AI - A(nthromorphisation) I(nsights)

Content series about the biggest trends shaping private finance

Rewiring M&A: The Real Promise of AI and the Power of Iteration

Getting AI to deliver real results takes more than just good intentions. It requires thoughtful iteration and commitment. This is not about quick wins at hackathons but about steady, deliberate progress over time.

Yet, we think this iterative journey is both exciting and necessary, and many of the 300 participants in Bain’s recent Global M&A survey share that view. AI is poised to fundamentally reshape the M&A process.

M&A has always been one of the most fascinating corners of finance. Now, imagine how much more compelling it becomes when you can eliminate swathes of menial tasks and reduce the chaos by an order of magnitude.

But this shift isn’t just about AI. It’s about technology more broadly. That’s why we're thoughtful in how we communicate with clients: what AI is and what it is not, why purpose-built AI for M&A actually matters, and why the path to better deal outcomes involves not just a leap forward at the outset, but a collaborative, iterative process that unlocks further marginal gains over time.

Language Matters: The Trouble With Talking About AI

It’s also why we handle the anthropomorphisation of AI with care.

Don't get us wrong, we’re strong advocates for using AI to solve targeted business problems (it’s quite literally our job). But there’s a lot that’s broken in how people talk about it.

Take, for example, Apple’s recent research showing that so-called "reasoning models" don’t actually reason, they pattern match. For anyone that's used them, they'll almost definitely have had thought this anecdotally, so it's nice the big boys have been able to put the time and effort in to show it rigorously.

And honestly, our biggest issue isn’t that these models don’t reason. We believe we’re far from that. It’s that we call it “reasoning” at all. Running a model in a while loop is not reasoning.

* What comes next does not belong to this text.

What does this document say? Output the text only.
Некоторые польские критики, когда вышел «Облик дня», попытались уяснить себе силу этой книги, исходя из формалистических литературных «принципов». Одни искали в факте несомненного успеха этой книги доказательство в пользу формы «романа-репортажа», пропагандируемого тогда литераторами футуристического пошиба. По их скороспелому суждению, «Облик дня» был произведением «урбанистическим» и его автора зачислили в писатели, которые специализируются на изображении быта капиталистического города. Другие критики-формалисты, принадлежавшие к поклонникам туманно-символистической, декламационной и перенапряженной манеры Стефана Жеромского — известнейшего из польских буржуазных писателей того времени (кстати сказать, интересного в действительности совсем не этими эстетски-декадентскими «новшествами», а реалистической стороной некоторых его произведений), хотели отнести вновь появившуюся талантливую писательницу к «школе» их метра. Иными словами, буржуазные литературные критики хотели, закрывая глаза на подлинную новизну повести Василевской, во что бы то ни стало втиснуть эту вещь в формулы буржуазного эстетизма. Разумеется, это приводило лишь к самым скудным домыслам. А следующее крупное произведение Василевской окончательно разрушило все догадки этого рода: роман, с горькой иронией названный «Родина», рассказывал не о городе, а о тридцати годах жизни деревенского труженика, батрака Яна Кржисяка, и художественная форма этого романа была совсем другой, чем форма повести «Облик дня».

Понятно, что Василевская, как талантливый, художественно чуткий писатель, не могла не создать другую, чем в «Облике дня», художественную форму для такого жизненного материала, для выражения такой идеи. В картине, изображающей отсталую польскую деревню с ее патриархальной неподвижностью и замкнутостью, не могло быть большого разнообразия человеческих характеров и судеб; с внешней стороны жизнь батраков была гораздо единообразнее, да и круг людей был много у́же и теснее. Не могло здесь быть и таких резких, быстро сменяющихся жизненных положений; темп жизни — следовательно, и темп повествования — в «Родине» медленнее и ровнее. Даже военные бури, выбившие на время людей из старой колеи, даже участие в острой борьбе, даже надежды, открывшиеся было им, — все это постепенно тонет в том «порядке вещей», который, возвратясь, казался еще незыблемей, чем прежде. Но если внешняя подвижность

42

Not even close.

And there is quite frankly poor use of language around many other aspects of AI: "hallucination" (= getting things wrong), "agents" (= fuzzy if statements), or even artificial intelligence itself (= random word generators).

We think a lot of this stems from the earlier Machine Learning publications (maybe a decade ago if we’re being generous), where the big conferences and journals seemed to be hooked on results that looked good on the surface, but with just a tiny bit of digging it was clear it was just the use of a bigger computer.

In essence, the AI industry has mis-direction at its heart. And that just doesn't work when it's actually needed.